With all that plot getting in the way, the show wasn’t quite as funny as normal, and a couple of comedy moments (especially the funeral) feel less sharp than we’re used to. On the other hand, there are lots of lovely little character beats (Maze’s rant about how Lucifer’s changed since meeting Chloe, Lucifer’s admiration for Dan giving himself up, Maze tending to Amenadiel’s wound) that maintain the warmth and charm that has come to characterise the show.

After a great pilot season one fell into an early formulaic rut before beginning to find its feet around episode seven with “Wingman”. The second half of the season has been far more consistent and hopefully the show can enter season two with the advantage of knowing what worked (such as the characters) and what didn’t (the rubbish crime plots) first time round.


The Good:

  • A satisfying end to this season’s arc plot that effortlessly introduces next season’s arc plot.


  • It’s great to have a big fight scene in the show. It’s not a particularly notable fight scene – you can’t help thinking they could have had more fun with it – but watching the the Angel Bros’ pre-fight preamble and the way they wade in with “bring it on” expressions makes the whole scene worthwhile.

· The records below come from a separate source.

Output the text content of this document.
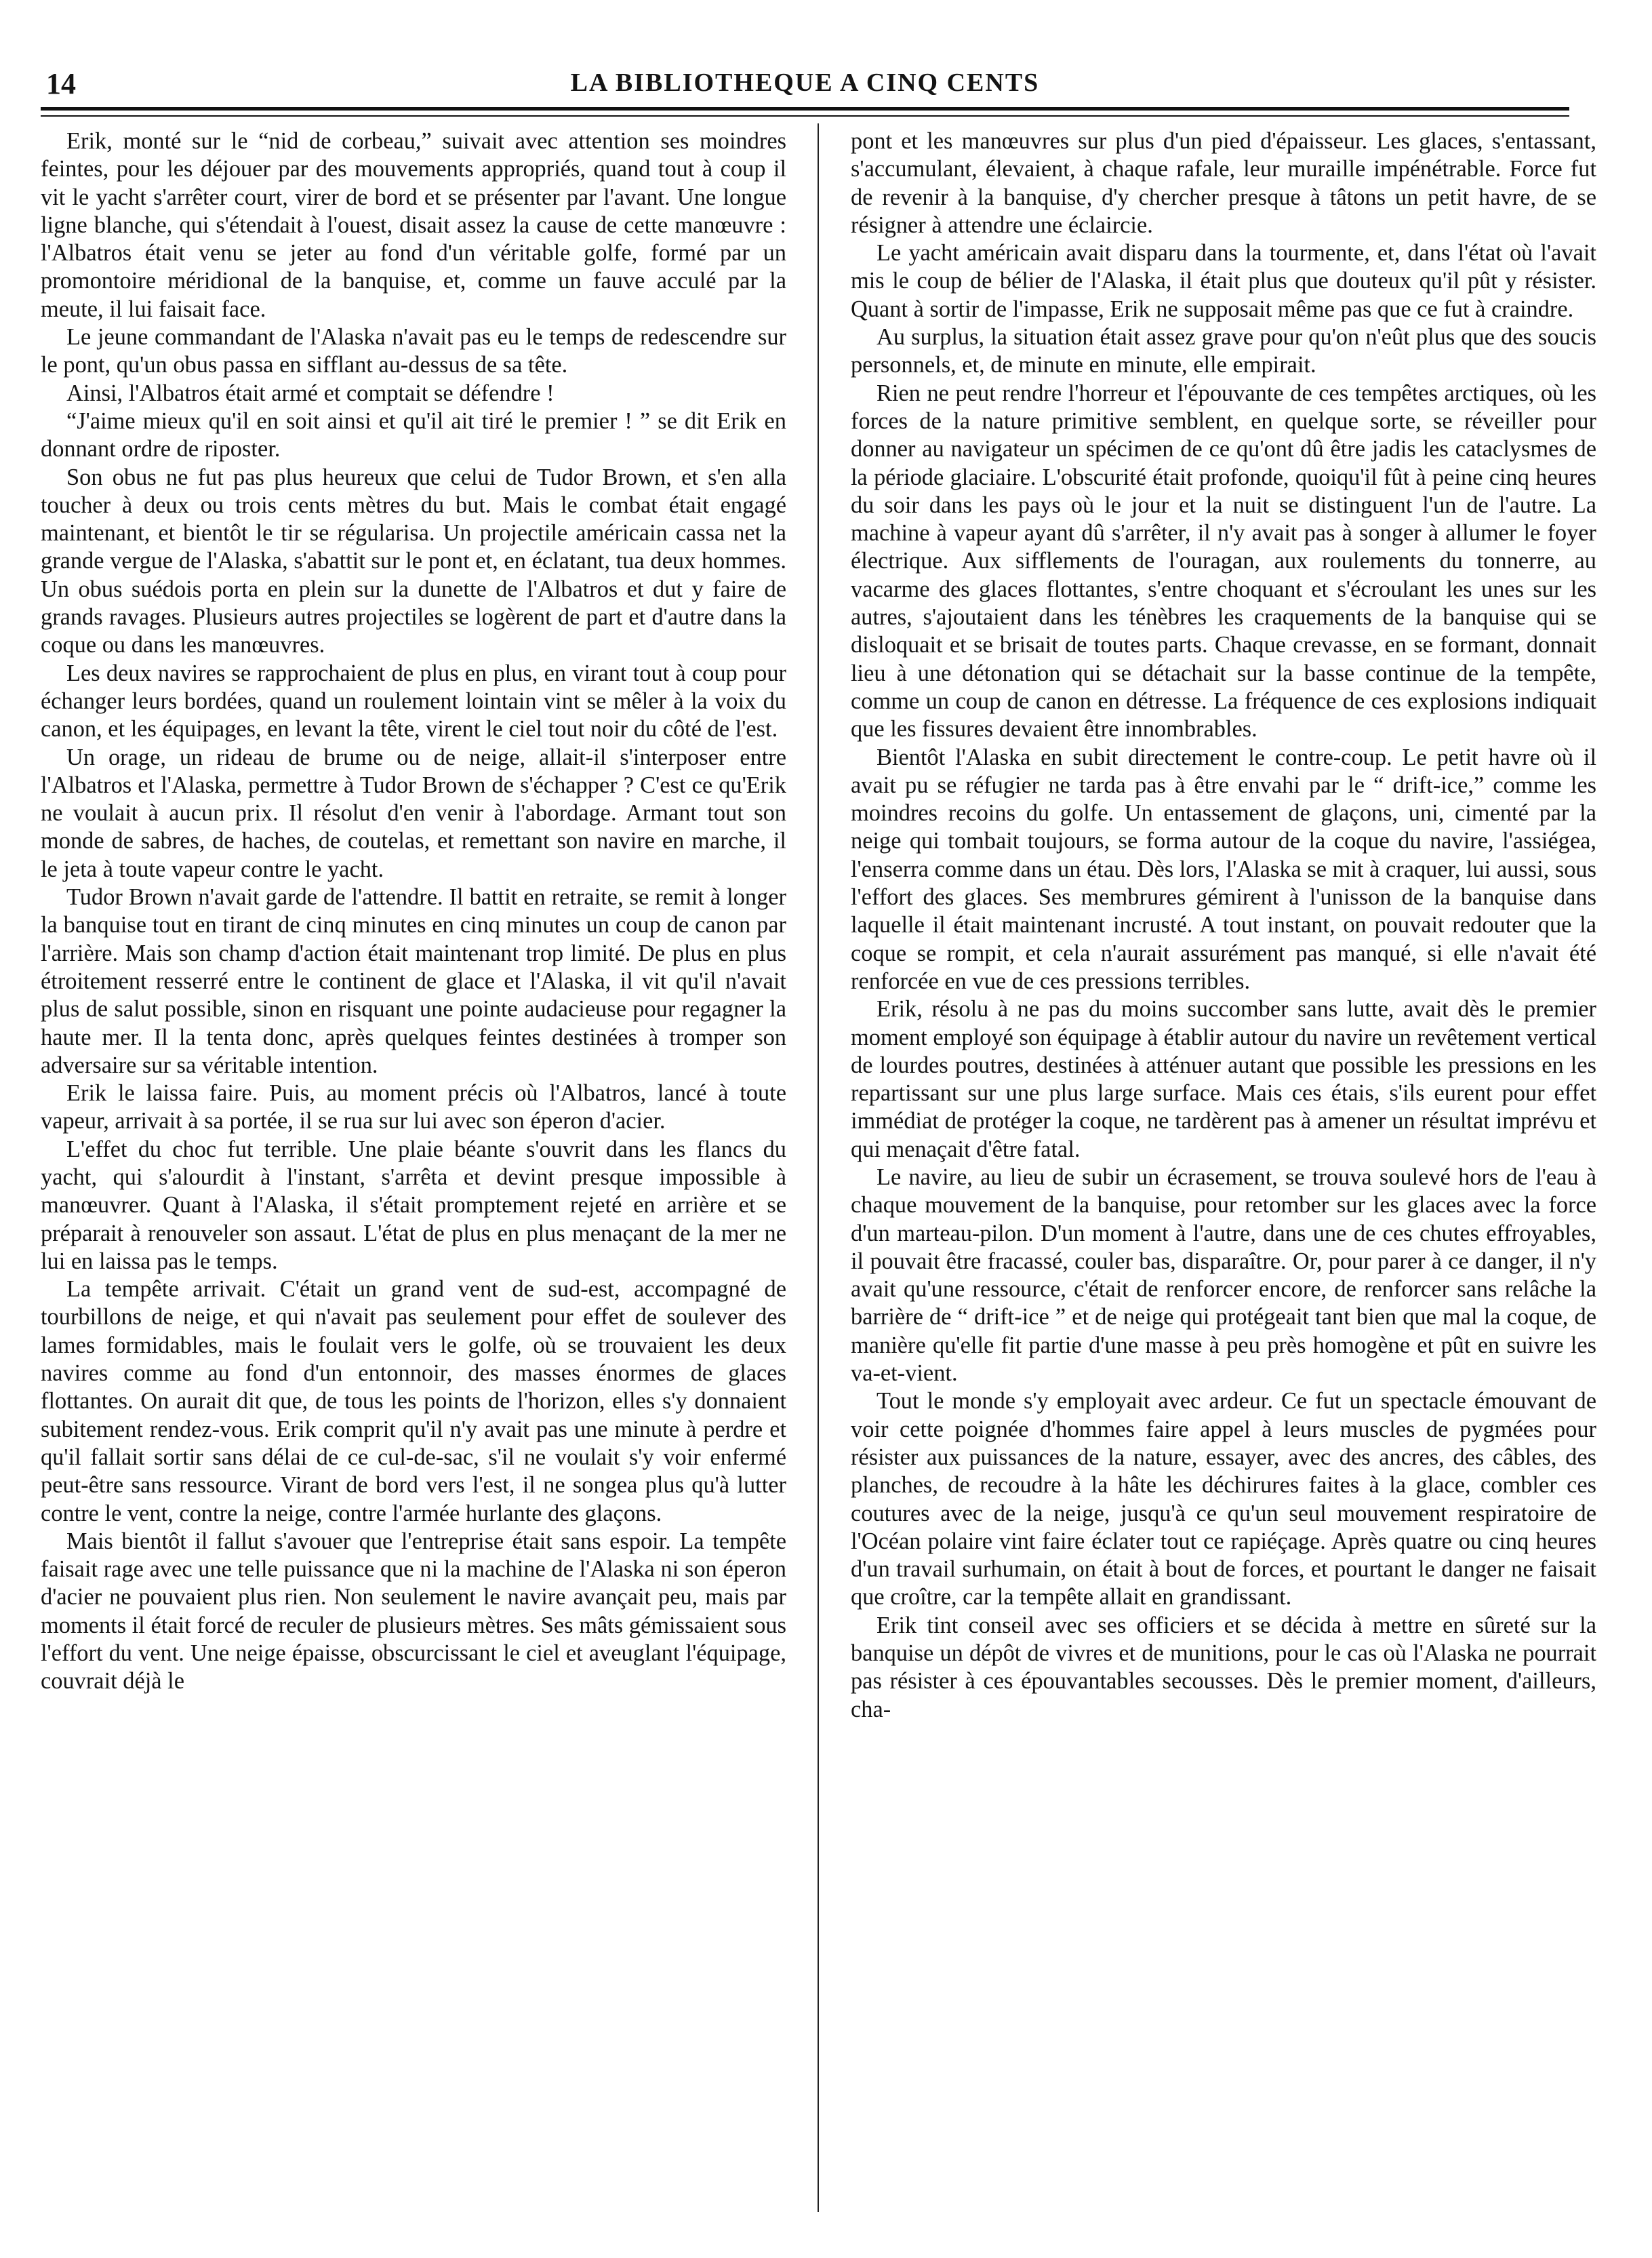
14	LA BIBLIOTHEQUE A CINQ CENTS

Erik, monté sur le “nid de corbeau,” suivait avec attention ses moindres feintes, pour les déjouer par des mouvements appropriés, quand tout à coup il vit le yacht s'arrêter court, virer de bord et se présenter par l'avant. Une longue ligne blanche, qui s'étendait à l'ouest, disait assez la cause de cette manœuvre : l'Albatros était venu se jeter au fond d'un véritable golfe, formé par un promontoire méridional de la banquise, et, comme un fauve acculé par la meute, il lui faisait face.

Le jeune commandant de l'Alaska n'avait pas eu le temps de redescendre sur le pont, qu'un obus passa en sifflant au-dessus de sa tête.

Ainsi, l'Albatros était armé et comptait se défendre !

“J'aime mieux qu'il en soit ainsi et qu'il ait tiré le premier ! ” se dit Erik en donnant ordre de riposter.

Son obus ne fut pas plus heureux que celui de Tudor Brown, et s'en alla toucher à deux ou trois cents mètres du but. Mais le combat était engagé maintenant, et bientôt le tir se régularisa. Un projectile américain cassa net la grande vergue de l'Alaska, s'abattit sur le pont et, en éclatant, tua deux hommes. Un obus suédois porta en plein sur la dunette de l'Albatros et dut y faire de grands ravages. Plusieurs autres projectiles se logèrent de part et d'autre dans la coque ou dans les manœuvres.

Les deux navires se rapprochaient de plus en plus, en virant tout à coup pour échanger leurs bordées, quand un roulement lointain vint se mêler à la voix du canon, et les équipages, en levant la tête, virent le ciel tout noir du côté de l'est.

Un orage, un rideau de brume ou de neige, allait-il s'interposer entre l'Albatros et l'Alaska, permettre à Tudor Brown de s'échapper ? C'est ce qu'Erik ne voulait à aucun prix. Il résolut d'en venir à l'abordage. Armant tout son monde de sabres, de haches, de coutelas, et remettant son navire en marche, il le jeta à toute vapeur contre le yacht.

Tudor Brown n'avait garde de l'attendre. Il battit en retraite, se remit à longer la banquise tout en tirant de cinq minutes en cinq minutes un coup de canon par l'arrière. Mais son champ d'action était maintenant trop limité. De plus en plus étroitement resserré entre le continent de glace et l'Alaska, il vit qu'il n'avait plus de salut possible, sinon en risquant une pointe audacieuse pour regagner la haute mer. Il la tenta donc, après quelques feintes destinées à tromper son adversaire sur sa véritable intention.

Erik le laissa faire. Puis, au moment précis où l'Albatros, lancé à toute vapeur, arrivait à sa portée, il se rua sur lui avec son éperon d'acier.

L'effet du choc fut terrible. Une plaie béante s'ouvrit dans les flancs du yacht, qui s'alourdit à l'instant, s'arrêta et devint presque impossible à manœuvrer. Quant à l'Alaska, il s'était promptement rejeté en arrière et se préparait à renouveler son assaut. L'état de plus en plus menaçant de la mer ne lui en laissa pas le temps.

La tempête arrivait. C'était un grand vent de sud-est, accompagné de tourbillons de neige, et qui n'avait pas seulement pour effet de soulever des lames formidables, mais le foulait vers le golfe, où se trouvaient les deux navires comme au fond d'un entonnoir, des masses énormes de glaces flottantes. On aurait dit que, de tous les points de l'horizon, elles s'y donnaient subitement rendez-vous. Erik comprit qu'il n'y avait pas une minute à perdre et qu'il fallait sortir sans délai de ce cul-de-sac, s'il ne voulait s'y voir enfermé peut-être sans ressource. Virant de bord vers l'est, il ne songea plus qu'à lutter contre le vent, contre la neige, contre l'armée hurlante des glaçons.

Mais bientôt il fallut s'avouer que l'entreprise était sans espoir. La tempête faisait rage avec une telle puissance que ni la machine de l'Alaska ni son éperon d'acier ne pouvaient plus rien. Non seulement le navire avançait peu, mais par moments il était forcé de reculer de plusieurs mètres. Ses mâts gémissaient sous l'effort du vent. Une neige épaisse, obscurcissant le ciel et aveuglant l'équipage, couvrait déjà le

pont et les manœuvres sur plus d'un pied d'épaisseur. Les glaces, s'entassant, s'accumulant, élevaient, à chaque rafale, leur muraille impénétrable. Force fut de revenir à la banquise, d'y chercher presque à tâtons un petit havre, de se résigner à attendre une éclaircie.

Le yacht américain avait disparu dans la tourmente, et, dans l'état où l'avait mis le coup de bélier de l'Alaska, il était plus que douteux qu'il pût y résister. Quant à sortir de l'impasse, Erik ne supposait même pas que ce fut à craindre.

Au surplus, la situation était assez grave pour qu'on n'eût plus que des soucis personnels, et, de minute en minute, elle empirait.

Rien ne peut rendre l'horreur et l'épouvante de ces tempêtes arctiques, où les forces de la nature primitive semblent, en quelque sorte, se réveiller pour donner au navigateur un spécimen de ce qu'ont dû être jadis les cataclysmes de la période glaciaire. L'obscurité était profonde, quoiqu'il fût à peine cinq heures du soir dans les pays où le jour et la nuit se distinguent l'un de l'autre. La machine à vapeur ayant dû s'arrêter, il n'y avait pas à songer à allumer le foyer électrique. Aux sifflements de l'ouragan, aux roulements du tonnerre, au vacarme des glaces flottantes, s'entre choquant et s'écroulant les unes sur les autres, s'ajoutaient dans les ténèbres les craquements de la banquise qui se disloquait et se brisait de toutes parts. Chaque crevasse, en se formant, donnait lieu à une détonation qui se détachait sur la basse continue de la tempête, comme un coup de canon en détresse. La fréquence de ces explosions indiquait que les fissures devaient être innombrables.

Bientôt l'Alaska en subit directement le contre-coup. Le petit havre où il avait pu se réfugier ne tarda pas à être envahi par le “ drift-ice,” comme les moindres recoins du golfe. Un entassement de glaçons, uni, cimenté par la neige qui tombait toujours, se forma autour de la coque du navire, l'assiégea, l'enserra comme dans un étau. Dès lors, l'Alaska se mit à craquer, lui aussi, sous l'effort des glaces. Ses membrures gémirent à l'unisson de la banquise dans laquelle il était maintenant incrusté. A tout instant, on pouvait redouter que la coque se rompit, et cela n'aurait assurément pas manqué, si elle n'avait été renforcée en vue de ces pressions terribles.

Erik, résolu à ne pas du moins succomber sans lutte, avait dès le premier moment employé son équipage à établir autour du navire un revêtement vertical de lourdes poutres, destinées à atténuer autant que possible les pressions en les repartissant sur une plus large surface. Mais ces étais, s'ils eurent pour effet immédiat de protéger la coque, ne tardèrent pas à amener un résultat imprévu et qui menaçait d'être fatal.

Le navire, au lieu de subir un écrasement, se trouva soulevé hors de l'eau à chaque mouvement de la banquise, pour retomber sur les glaces avec la force d'un marteau-pilon. D'un moment à l'autre, dans une de ces chutes effroyables, il pouvait être fracassé, couler bas, disparaître. Or, pour parer à ce danger, il n'y avait qu'une ressource, c'était de renforcer encore, de renforcer sans relâche la barrière de “ drift-ice ” et de neige qui protégeait tant bien que mal la coque, de manière qu'elle fit partie d'une masse à peu près homogène et pût en suivre les va-et-vient.

Tout le monde s'y employait avec ardeur. Ce fut un spectacle émouvant de voir cette poignée d'hommes faire appel à leurs muscles de pygmées pour résister aux puissances de la nature, essayer, avec des ancres, des câbles, des planches, de recoudre à la hâte les déchirures faites à la glace, combler ces coutures avec de la neige, jusqu'à ce qu'un seul mouvement respiratoire de l'Océan polaire vint faire éclater tout ce rapiéçage. Après quatre ou cinq heures d'un travail surhumain, on était à bout de forces, et pourtant le danger ne faisait que croître, car la tempête allait en grandissant.

Erik tint conseil avec ses officiers et se décida à mettre en sûreté sur la banquise un dépôt de vivres et de munitions, pour le cas où l'Alaska ne pourrait pas résister à ces épouvantables secousses. Dès le premier moment, d'ailleurs, cha-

Linda leaves Lucifer speechless

  • Dr Linda may not have much of a presence in the episode but she does nab the best line:
    “Do you realise the ethical position you’ve put me in?”
    “And you! Let me guess. You were going to make a sexual joke about putting me in a position.”
    “That’s true, yes.”
  • Has such a brilliant cliffhanger ever been crafted from such a simple, three-letter word? So ominous!
  • It’s actually a relief that Maze’s theft of Lucifer’s wing feather turns out to have had a positive outcome; there was the dreary, dangling potential for some kind of Maze-revenge plotline but that’s been eliminated now.
  • It’s fun to see Maze and Chloe reluctantly partnering up then scoring points off each other:
    “If you don’t make good money, why do you do this job?”
    “I get to shoot people, which is something you should keep in mind.”
  • And it may have been cheesy, but it was sweet the way Lucifer finally called Dan by his real name. Notably he’s still resistant to getting all huggy with Trixie, though.


The Bad:


  • Lucifer’s little rant at the funeral isn’t witty enough to be amusing. He just comes across as a bit of a jerk. You feel genuinely uncomfortable for the family.


  • Hell is a bit, erm… dull. Admittedly it was a relief that it wasn’t some over-the-top CG dog’s dinner, but perhaps this erred a little too much in the other direction. It seemed so… empty.
  • Lucifer’s “prayer” was a little on-the-nose.
  • Everyone worked out that Malcolm would be trying to change his identity to escape the country with surprising ease.
  • Amenadiel’s change of heart at the start of the episode is very sudden; not totally unbelievable but maybe there could have been a little bit more foreshadowing last week.


And The Random:

  • And on the Devil’s playlist this week are:
    • “Readin’ Your Will” by Zachary Kibbee –  at the futernal Lucifer interrupts.
    • “Romance Dawn” by Radkey – Amenadiel and Lucifer fight the Tommy’s bad guys.
    • “H” by Lawrence Rothman – Maz tends to Amenadiel’s wound in Lucifer’s apartment.
    • “Rough Detective” by The Dead Weather – Just after Chloe has received the phone call from Malcolm about Trixie.


  • Amenadiel and Lucifer have their conversation early in the episode on the roof of the Rosslyn Hotel Annex, which neighbours the Rosslyn Hotel which the subject of the 2000 film Million Dollar Hotel.